Anger lesson #2

Anger itself is not a problem. Nope.

Anger is often connected to unpleasant outbursts, to yelling and screaming and cursing at people, to heated arguments, to fights, to conflicts both verbal and physical, to abuse, to violence.

But anger is not the problem.

Anger is a feeling. It is not bad; it is not good; it just is.

Anger is a feeling, and a feeling is a message. Physical pain is a message to you about some sort of physical damage happening to your body. Emotional pain (anger, in this case) is a message to you about some sort of emotional, mental, psychic, or spiritual damage happening to you. Whether the damage is perceived or real doesn’t matter. The message is there to get you to wake up! Pay attention! Check it out! Make it stop!

If you check it out and determine that there’s no damage, cool. Then you can let go of the feeling. If you can’t quite let go of the feeling, maybe you should check it out again.

There’s a problem when anger, especially a whole lot of anger, occurring over a long period of time, isn’t expressed.

When anger isn’t expressed, it isn’t alleviated. It doesn’t just disappear.

It simmers.

Anger is what motivates us to take action and fix, change, stop, or fight something.

Not all of our anger is well-directed, of course. Sometimes it motivates us to take stupid actions. Very often we try to fix (or change or stop or fight) the wrong thing entirely. But that’s another story.

The anger that doesn’t get to be, and act, and solve, and express, becomes something much darker than anger. It becomes bad, bad juju.

It’s bad for the person holding it in. After a while, it starts to color all your emotions, your perspectives, and your assumptions. It will poison your relationship with the person who instigated the anger, but that’s not all it will do. It will poison your relationships with other people.

You will become a weird mix of very sensitive and rock-hard.

That’s because of the super-sized steel tank you’ve put around your pressurized anger. It’s big and impenetrable and it takes up a lot of internal space and people go clanging around in there, trying to be friends and connect, and suddenly they get this rock-hard, cold, metallic response from you.

At other times, they’ll get a completely over-the-top sensitive reaction from you. That’s because all your other emotions – joy, grief, wonder, appreciation, insecurity, disgust, so on – are now all smushed uncomfortably into tiny little spaces around your big anger tank.

They get squished and pressurized, too. One of those emotions gets a random poke and it just fizzes up and bursts out all over, and you’re just left standing at the zoo, sobbing uncontrollably because of the beauty of the panda bears, and you don’t know why. Or you’re inexplicably, deeply, horribly wounded by a friend’s comment that “Maybe we shouldn’t go to the zoo, it was a little… tricky… last time.” And you spend days crying, hiding in your room, living on peanut-butter-filled pretzels, because you can’t stop thinking about the implications of every single word and your friendship and the animals and what does tricky even mean and who even says that? and it keeps on going until you manage to pull yourself together.
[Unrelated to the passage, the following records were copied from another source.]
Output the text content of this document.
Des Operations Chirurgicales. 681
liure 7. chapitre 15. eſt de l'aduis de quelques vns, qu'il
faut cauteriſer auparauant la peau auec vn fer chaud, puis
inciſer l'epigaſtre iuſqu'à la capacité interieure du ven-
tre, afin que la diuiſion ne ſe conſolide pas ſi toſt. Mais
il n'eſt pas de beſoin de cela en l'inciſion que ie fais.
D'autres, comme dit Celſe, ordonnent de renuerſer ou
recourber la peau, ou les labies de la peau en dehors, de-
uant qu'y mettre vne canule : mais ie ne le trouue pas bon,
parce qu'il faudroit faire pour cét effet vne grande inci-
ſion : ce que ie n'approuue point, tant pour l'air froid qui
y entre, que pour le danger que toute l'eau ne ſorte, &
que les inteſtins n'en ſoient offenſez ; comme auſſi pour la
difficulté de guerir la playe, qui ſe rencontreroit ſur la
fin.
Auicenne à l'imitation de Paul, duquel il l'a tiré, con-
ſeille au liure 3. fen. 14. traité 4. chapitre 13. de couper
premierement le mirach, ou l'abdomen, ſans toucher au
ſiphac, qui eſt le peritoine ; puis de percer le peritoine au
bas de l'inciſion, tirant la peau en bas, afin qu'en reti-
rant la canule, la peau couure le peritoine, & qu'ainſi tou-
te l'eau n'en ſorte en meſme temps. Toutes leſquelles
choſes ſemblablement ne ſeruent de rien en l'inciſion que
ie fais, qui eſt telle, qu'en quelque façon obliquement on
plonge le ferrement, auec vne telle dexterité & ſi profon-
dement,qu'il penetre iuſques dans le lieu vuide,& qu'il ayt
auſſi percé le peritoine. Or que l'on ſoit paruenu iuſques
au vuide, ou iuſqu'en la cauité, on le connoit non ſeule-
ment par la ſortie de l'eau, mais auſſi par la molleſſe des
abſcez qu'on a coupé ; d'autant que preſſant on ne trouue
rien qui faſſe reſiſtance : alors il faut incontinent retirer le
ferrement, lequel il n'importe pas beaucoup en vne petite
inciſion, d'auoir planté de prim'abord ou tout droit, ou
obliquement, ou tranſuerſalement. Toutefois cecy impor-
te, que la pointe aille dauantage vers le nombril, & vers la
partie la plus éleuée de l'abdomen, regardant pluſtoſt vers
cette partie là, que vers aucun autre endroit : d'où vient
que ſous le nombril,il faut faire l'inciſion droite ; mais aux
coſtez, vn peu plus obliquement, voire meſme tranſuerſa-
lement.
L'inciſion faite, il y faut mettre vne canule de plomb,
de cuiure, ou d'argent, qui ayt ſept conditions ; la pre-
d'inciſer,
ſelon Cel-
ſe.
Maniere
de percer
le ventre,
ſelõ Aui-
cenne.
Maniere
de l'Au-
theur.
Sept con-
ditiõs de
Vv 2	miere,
But you don’t know when it will happen again, and you don’t know why you respond that way, and you hate feeling out of control, and you hate the deep dark rage that pushes its way up sometimes because it scares you and you don’t know what to do with it and isn’t it bad? and what will happen if you let it out? so you stomp it back down, back into the tank, and you twist it shut and hope it stays that way.